29. The one or more non-transitory computer readable storage media of claim 28, wherein to stimulate the recipient includes stimulating the recipient using the first signal and the third signal and ignoring the second signal.

30. The one or more non-transitory computer readable storage media of claim 29, wherein ignoring the second signal is based on one or more of a user setting, a location, a time of day, or a type of the second signal.

31. The one or more non-transitory computer readable storage media of claim 24, wherein to stimulate the recipient using the first signal and the second signal includes combining the first signal and the second signal to generate a stimulation signal for stimulating the recipient.

32. The one or more non-transitory computer readable storage media of claim 24, wherein the first signal and the second signal are received by the implantable medical device via one or more wireless communication protocols.

33. The one or more non-transitory computer readable storage media of claim 32, wherein the first signal and the second signal are received by the implantable medical device via different channels of a same wireless communication protocol.

34. The one or more non-transitory computer readable storage media of claim 24, wherein at least one of the first signal or the second signal is an audio signal.

35-46. (canceled)

47. An implantable component of an implantable medical device system comprising:

memory for storing data; and

one or more processors, wherein the one or more processors are configured to:

receive a plurality of wireless streams from a plurality of wireless sources; and

mix the plurality of wireless streams to generate stimulation signals for use in stimulating a recipient of the implantable medical device system.

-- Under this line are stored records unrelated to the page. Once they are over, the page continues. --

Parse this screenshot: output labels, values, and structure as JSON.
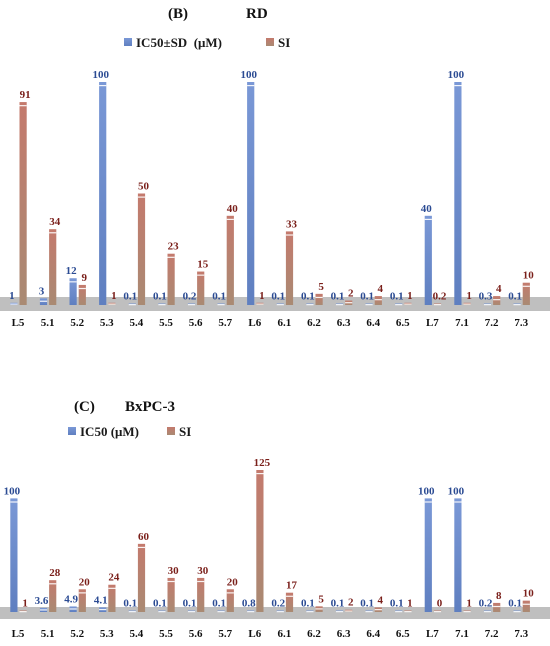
{
  "colors": {
    "ic50_bar": "#6f8fcf",
    "si_bar_top": "#c47a6d",
    "si_bar_bottom": "#a98a73",
    "ic50_label": "#2b4b93",
    "si_label": "#7a1f1a",
    "axis_band": "#bfbfbf"
  },
  "chart_data": [
    {
      "type": "bar",
      "panel": "(B)",
      "cell_line": "RD",
      "legend_position": "top-center",
      "grid": false,
      "categories": [
        "L5",
        "5.1",
        "5.2",
        "5.3",
        "5.4",
        "5.5",
        "5.6",
        "5.7",
        "L6",
        "6.1",
        "6.2",
        "6.3",
        "6.4",
        "6.5",
        "L7",
        "7.1",
        "7.2",
        "7.3"
      ],
      "ylim": [
        0,
        100
      ],
      "series": [
        {
          "name": "IC50±SD  (μM)",
          "values": [
            1,
            3,
            12,
            100,
            0.1,
            0.1,
            0.2,
            0.1,
            100,
            0.1,
            0.1,
            0.1,
            0.1,
            0.1,
            40,
            100,
            0.3,
            0.1
          ],
          "labels": [
            "1",
            "3",
            "12",
            "100",
            "0.1",
            "0.1",
            "0.2",
            "0.1",
            "100",
            "0.1",
            "0.1",
            "0.1",
            "0.1",
            "0.1",
            "40",
            "100",
            "0.3",
            "0.1"
          ]
        },
        {
          "name": "SI",
          "values": [
            91,
            34,
            9,
            1,
            50,
            23,
            15,
            40,
            1,
            33,
            5,
            2,
            4,
            1,
            0.2,
            1,
            4,
            10
          ],
          "labels": [
            "91",
            "34",
            "9",
            "1",
            "50",
            "23",
            "15",
            "40",
            "1",
            "33",
            "5",
            "2",
            "4",
            "1",
            "0.2",
            "1",
            "4",
            "10"
          ]
        }
      ]
    },
    {
      "type": "bar",
      "panel": "(C)",
      "cell_line": "BxPC-3",
      "legend_position": "top-left",
      "grid": false,
      "categories": [
        "L5",
        "5.1",
        "5.2",
        "5.3",
        "5.4",
        "5.5",
        "5.6",
        "5.7",
        "L6",
        "6.1",
        "6.2",
        "6.3",
        "6.4",
        "6.5",
        "L7",
        "7.1",
        "7.2",
        "7.3"
      ],
      "ylim": [
        0,
        125
      ],
      "series": [
        {
          "name": "IC50 (μM)",
          "values": [
            100,
            3.6,
            4.9,
            4.1,
            0.1,
            0.1,
            0.1,
            0.1,
            0.8,
            0.2,
            0.1,
            0.1,
            0.1,
            0.1,
            100,
            100,
            0.2,
            0.1
          ],
          "labels": [
            "100",
            "3.6",
            "4.9",
            "4.1",
            "0.1",
            "0.1",
            "0.1",
            "0.1",
            "0.8",
            "0.2",
            "0.1",
            "0.1",
            "0.1",
            "0.1",
            "100",
            "100",
            "0.2",
            "0.1"
          ]
        },
        {
          "name": "SI",
          "values": [
            1,
            28,
            20,
            24,
            60,
            30,
            30,
            20,
            125,
            17,
            5,
            2,
            4,
            1,
            0,
            1,
            8,
            10
          ],
          "labels": [
            "1",
            "28",
            "20",
            "24",
            "60",
            "30",
            "30",
            "20",
            "125",
            "17",
            "5",
            "2",
            "4",
            "1",
            "0",
            "1",
            "8",
            "10"
          ]
        }
      ]
    }
  ]
}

48. The implantable component of claim 47, wherein the plurality of wireless streams include a plurality of wireless stimulation signal streams.

49. The implantable component of claim 47, wherein the plurality of wireless streams include a plurality of wireless audio signal streams.

50. The implantable component of claim 47, wherein to mix the plurality of wireless streams, the one or more processors are further configured to:

convert each wireless stream of the plurality of wireless streams to signal data for each wireless stream; and

mix the signal data for each wireless stream based on one or more mixing rules configured for the implantable component to generate the stimulation signals for use in stimulating the recipient of the implantable medical device system.

51. The implantable component of claim 50, wherein signal data is mixed in at least one of a stimulation signal domain, a channel domain, or an audio signal domain.